Pour les TGV, il n'y aura pas d'appel d'offres, au grand soulagement de la SNCF : cette procédure était préconisée par des sénateurs,  qui avaient même rédigé une proposition de loi en ce sens . Ils souhaitaient diviser le réseau à grande vitesse en plusieurs axes (Sud-Est, Nord...) qui auraient chacun fait l'objet d'un appel d'offres organisé par l'Etat tous les 8 à 10 ans. Le vainqueur aurait bénéficié d'un monopole sur les lignes concernées, en échange d'un maintien des dessertes déficitaires.

Mais la SNCF était vent debout contre un tel système, et n'a semble-t-il pas eu trop de mal à convaincre le gouvernement. L'ouverture du marché se fera donc sur le principe de l'« open access ». Une compétition frontale entre opérateurs : la Deutsche Bahn par exemple, pourra se lancer si elle le souhaite sur Paris-Lille ou Paris-Lyon, et le client choisira.

Ouigo, l'arme de dissuasion

La SNCF se prépare depuis des années à ce scénario. Et s'est dotée d'une arme de dissuasion redoutable : Ouigo, le TGV low-cost. Lancée en 2013, cette offre, qui affiche des tarifs imbattables (à partir du 10 euros le billet), est peu à peu montée en puissance. Et la compagnie publique a passé la surmultipliée en mars 2017, en annonçant qu'elle allait porter de 5 à 25 millions le nombre de clients d'ici à 2020. Depuis, de nouvelles destinations sont régulièrement ouvertes, et les Ouigo  partent désormais des gares parisiennes .

Ce déploiement pèsera sur la rentabilité (malgré ses taux de remplissage impressionnants, Ouigo est encore déficitaire), mais le message aux concurrents potentiels est clair : partout où ils voudront se lancer, la SNCF sera prête à répliquer en dopant son offre à bas prix.

Par ailleurs, la réforme ferroviaire prévoit que les péages ferroviaires (le prix à payer pour faire circuler un train sur le réseau) vont être revus à la hausse sur les lignes les plus rentables, comme Paris-Lyon, afin de pouvoir réduire les péages sur les lignes déficitaires. Cette péréquation réduira structurellement la rentabilité des liaisons les plus fréquentées. Et donc, l'intérêt de vouloir y faire de l'ombre à la SNCF.

La prudence des opérateurs étrangers

De quoi faire réfléchir les opérateurs étrangers, d'autant que lancer une liaison TGV nécessite de sacrés investissements, notamment dans le matériel roulant. Ils ont déjà la possibilité de défier la SNCF sur les liaisons internationales, ouvertes à la compétition depuis plusieurs années.

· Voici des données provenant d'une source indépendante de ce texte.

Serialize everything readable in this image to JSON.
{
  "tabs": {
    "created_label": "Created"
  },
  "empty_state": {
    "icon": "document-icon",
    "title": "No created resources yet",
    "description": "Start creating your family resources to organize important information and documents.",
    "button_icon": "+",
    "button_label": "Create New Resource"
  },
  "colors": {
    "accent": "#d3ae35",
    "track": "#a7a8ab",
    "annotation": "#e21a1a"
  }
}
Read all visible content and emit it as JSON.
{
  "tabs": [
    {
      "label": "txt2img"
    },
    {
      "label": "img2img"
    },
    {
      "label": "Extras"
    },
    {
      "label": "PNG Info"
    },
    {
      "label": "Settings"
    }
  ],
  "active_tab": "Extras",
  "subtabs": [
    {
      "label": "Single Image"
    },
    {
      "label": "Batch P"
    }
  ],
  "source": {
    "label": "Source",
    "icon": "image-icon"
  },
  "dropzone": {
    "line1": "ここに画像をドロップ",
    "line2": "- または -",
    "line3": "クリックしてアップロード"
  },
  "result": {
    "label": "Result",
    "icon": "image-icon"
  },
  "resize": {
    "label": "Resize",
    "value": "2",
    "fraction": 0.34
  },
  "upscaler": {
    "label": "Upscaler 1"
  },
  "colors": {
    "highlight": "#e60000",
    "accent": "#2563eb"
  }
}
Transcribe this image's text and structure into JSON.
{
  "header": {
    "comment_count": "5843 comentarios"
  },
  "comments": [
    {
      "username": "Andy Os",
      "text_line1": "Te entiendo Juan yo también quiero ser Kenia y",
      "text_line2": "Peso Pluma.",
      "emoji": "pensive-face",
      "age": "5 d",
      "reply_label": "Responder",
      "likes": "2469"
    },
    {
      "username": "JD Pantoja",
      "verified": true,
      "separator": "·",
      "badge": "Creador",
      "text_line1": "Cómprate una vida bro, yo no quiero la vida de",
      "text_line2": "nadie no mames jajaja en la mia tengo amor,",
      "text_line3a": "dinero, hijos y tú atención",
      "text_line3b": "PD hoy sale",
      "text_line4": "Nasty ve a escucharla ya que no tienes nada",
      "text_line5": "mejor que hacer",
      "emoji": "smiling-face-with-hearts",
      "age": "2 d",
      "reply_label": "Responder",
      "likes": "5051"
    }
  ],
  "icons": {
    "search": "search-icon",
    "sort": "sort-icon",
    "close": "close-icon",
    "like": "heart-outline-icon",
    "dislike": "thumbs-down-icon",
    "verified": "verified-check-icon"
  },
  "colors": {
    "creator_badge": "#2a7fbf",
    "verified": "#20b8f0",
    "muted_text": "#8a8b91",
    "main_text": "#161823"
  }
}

Mais à part Trenitalia avec Thello, qui fait rouler des trains classiques sur Paris-Venise et Nice-Marseille, personne n'a exploité cette possibilité. Et avec l'explosion des nouvelles mobilités, la Renfe espagnole ou la Deutsche Bahn allemande ont suffisamment à faire sur leur marché intérieur avant de se risquer à chercher des noises à leur voisin français sur ses terres.

Alors, tout ça pour ça ? La SNCF peut dormir tranquille ? Non, précisément. Car si la réforme ferroviaire trace un cadre qui ménage ses intérêts, elle ne dispense pas l'opérateur historique de gros efforts pour gagner en compétitivité. De ce point de vue, le plus important est moins l'arrivée effective de concurrents que la perspective d'être challengée, qui met sous tension la compagnie publique. Pour les TGV, les bénéfices de l'ouverture du marché sont même déjà tangibles. « En créant Ouigo, la SNCF s'est ubérisée elle-même, analyse un spécialiste du secteur. Mais elle ne l'aurait sans doute pas fait sans la perspective d'avoir un jour à répliquer à la concurrence ». Cet aiguillon devrait, de la même manière, amener le groupe public à améliorer sensiblement son offre TER.